Try these hip-opening yoga moves to release stuck emotions and reduce anxiety

It is common knowledge that yoga provides benefits that are more than just physical.

Practicing this ancient pursuit can promote a sense of calm, wellbeing and mindfulness – as well as improving your balance, strength and flexibility.

But did you know that there is specific emotional weight stored in you hips? Learning to stretch them correctly could have huge emotional benefits.

Ex-lawyer turned yogi, and founder of Compass Chelsea, Alexandra Baldi, swears by hip-opening movement.

‘I incorporate hip openers into every single class I teach,’ Alexandra tells

‘I say to all my practitioners without fail that hips are the tell-tale sign of our body – they are a direct indicator of what we are feeling physically as well as mentally and emotionally.’

As human beings, Alexandra says we carry a tremendous amount of trauma, emotion, and stress in our hips.

‘They absorb all physical and mental stress 24/7,’ she adds. ‘Therefore it is vital that we constantly give them the attention they deserve, the opportunity to release tension, tightness, and any blockages.’

Why are hip-opening movements so powerful?

‘On a physical level, we have over 20 muscles in the body that cross the hip, including the inner thigh muscles known as your adductors, and the entire front and back of the thigh known as the abductors,’ says Alexandra.

‘For those familiar with yoga, you may recognise the asanas called “hip openers” which are geared toward targeting these muscles.’

Alexandra says tight hips affect every aspect of the body.

‘Whether it is trying to get into a more challenging yoga pose or simply sitting comfortably on the floor or a chair,’ she says.

‘When your hips are tight they are in what is called a “shortened” position, which can cause a range of problems, specifically an overload on your back which can cause an overuse of your spine. Therefore, partaking in hip-opening classes/poses over time can improve your range of motion, circulation, alleviate back pain, and improve your energy.’

But where does the emotion come into it? Alexandra explains how these movements can help you to connect to your inner self.

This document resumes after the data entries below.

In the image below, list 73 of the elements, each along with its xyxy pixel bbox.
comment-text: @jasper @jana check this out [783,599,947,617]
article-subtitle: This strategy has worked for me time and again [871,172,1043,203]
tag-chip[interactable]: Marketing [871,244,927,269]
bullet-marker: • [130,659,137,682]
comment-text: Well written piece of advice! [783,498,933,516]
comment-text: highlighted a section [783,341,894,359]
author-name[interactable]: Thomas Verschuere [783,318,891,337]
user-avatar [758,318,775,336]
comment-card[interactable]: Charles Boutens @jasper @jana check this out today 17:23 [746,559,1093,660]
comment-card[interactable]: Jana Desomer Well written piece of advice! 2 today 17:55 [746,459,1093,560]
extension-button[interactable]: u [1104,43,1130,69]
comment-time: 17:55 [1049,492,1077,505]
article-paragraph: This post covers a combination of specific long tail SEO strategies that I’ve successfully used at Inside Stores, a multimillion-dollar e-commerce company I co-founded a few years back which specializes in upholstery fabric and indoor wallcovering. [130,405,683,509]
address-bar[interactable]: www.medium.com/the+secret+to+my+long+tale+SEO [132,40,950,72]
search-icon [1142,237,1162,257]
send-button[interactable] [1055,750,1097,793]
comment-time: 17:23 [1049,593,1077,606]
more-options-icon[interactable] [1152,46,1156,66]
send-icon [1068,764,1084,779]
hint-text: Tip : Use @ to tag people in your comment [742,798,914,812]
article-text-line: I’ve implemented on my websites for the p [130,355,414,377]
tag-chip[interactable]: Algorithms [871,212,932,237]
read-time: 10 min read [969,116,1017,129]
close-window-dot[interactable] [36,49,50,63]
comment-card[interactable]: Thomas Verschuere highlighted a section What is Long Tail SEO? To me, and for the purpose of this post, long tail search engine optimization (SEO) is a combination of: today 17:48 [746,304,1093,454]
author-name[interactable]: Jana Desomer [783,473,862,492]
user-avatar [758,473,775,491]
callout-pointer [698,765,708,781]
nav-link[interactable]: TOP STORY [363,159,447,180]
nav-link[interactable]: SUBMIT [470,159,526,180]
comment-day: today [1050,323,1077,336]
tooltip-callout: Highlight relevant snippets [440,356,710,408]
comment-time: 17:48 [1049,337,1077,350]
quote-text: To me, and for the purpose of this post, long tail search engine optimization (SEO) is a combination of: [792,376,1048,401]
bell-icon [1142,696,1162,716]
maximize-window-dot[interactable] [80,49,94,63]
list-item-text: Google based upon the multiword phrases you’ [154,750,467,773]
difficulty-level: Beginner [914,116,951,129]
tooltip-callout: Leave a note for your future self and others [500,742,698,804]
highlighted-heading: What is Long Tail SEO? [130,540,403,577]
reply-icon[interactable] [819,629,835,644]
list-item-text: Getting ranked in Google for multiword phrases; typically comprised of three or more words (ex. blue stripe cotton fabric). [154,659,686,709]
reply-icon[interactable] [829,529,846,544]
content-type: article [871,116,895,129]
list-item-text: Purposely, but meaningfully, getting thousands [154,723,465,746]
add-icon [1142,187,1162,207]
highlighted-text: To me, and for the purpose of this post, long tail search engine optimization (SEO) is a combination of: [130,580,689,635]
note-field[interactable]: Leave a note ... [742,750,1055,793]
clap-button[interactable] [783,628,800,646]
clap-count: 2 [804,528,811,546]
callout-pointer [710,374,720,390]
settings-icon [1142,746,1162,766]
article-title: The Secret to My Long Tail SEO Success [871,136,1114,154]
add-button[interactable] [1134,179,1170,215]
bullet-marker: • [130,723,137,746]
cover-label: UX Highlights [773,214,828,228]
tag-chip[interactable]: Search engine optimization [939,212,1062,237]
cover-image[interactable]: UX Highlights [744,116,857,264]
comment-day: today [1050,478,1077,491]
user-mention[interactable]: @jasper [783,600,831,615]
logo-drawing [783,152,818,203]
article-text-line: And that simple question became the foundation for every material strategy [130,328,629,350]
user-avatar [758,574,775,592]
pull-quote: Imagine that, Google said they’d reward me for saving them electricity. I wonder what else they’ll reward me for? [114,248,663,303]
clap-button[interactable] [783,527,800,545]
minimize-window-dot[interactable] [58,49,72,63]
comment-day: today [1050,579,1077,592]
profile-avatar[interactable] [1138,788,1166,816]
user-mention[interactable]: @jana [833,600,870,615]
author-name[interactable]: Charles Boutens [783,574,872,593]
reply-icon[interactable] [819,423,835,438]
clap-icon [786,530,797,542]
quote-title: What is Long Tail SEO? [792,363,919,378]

‘More often than not, memories and feelings can become suppressed,’ she says. ‘Hip-openers help to release this suppression and create new space within the body for challenges, opportunities, and manifestation.

‘This makes sense as our hips are located on our second chakra, the sacral chakra which is the centre of emotion, feeling, and connection.’

The benefits of hip-openers

Aside from relieving tightness and tension, Alexandra says hip-openers help with stress relief.

‘When you stretch, lengthen, and strengthen all muscles connected to your hips, you are alleviating muscles connected to your stress response,’ she says.

‘Your psoas in particular are located in the lower lumbar region of the spine extending through the pelvis to the femur. Psoas are what help us walk everyday. This muscle in particular is highly sensitive and feels stress quickly.

‘Therefore, you can see how it benefits from daily relief of tension.

‘Other benefits include supporting your lower back, proper alignment, physical power, and creativity expansion.’

Three hip-opening moves to try at home

1. Pigeon pose

Start in a downward facing dog. Lift your right leg in the air and draw your right ankle to your left wrist, allowing yourself to fall forward and release the right hip.

Sometimes, placing a block underneath the hip being opened can help if you are struggling to keep yourself centred on the mat.

I recommend taking deep breaths in and out through the nose. The breathing will help you surrender into the hip opener, while bringing more oxygen to the muscles and allow you to go slightly deeper.

You may feel discomfort, tightness, tension – all of that is normal. The only thing you do not want to feel is actual piercing pain.

If this is too much, you can lie on your back and create a ‘figure 4’ by placing the right ankle across the left thigh, grabbing the back of the left thigh and drawing the right hip away from you.

Try to stay in either variation for one minute and then switch sides.

2. Double pigeon

Sit upright in a cross legged comfortable position.

Place one leg in front and then start to walk your hands out in front of you, you will start to feel a nice stretch in the outer hips.

Again hold for at least 30 seconds, carefully walk your hands back to your legs, and switch the leg that is in front.

3. Crescent lunge

Come onto all fours (hands directly under your shoulders, knees under your hips), and place your right foot in between your hands.

Lengthen the left leg further away, keeping the leg extended long and knee on the mat, press the entire top of your left foot into the mat.

From here, draw your arms up to frame either side of your face, slowly start to lean forward as you begin to feel a nice stretch into the left hip flexor and thigh.

Make sure you are tucking that tailbone under, you want to avoid flaring your ribs.

Hold for 30 seconds, or five long, deep breaths and switch sides.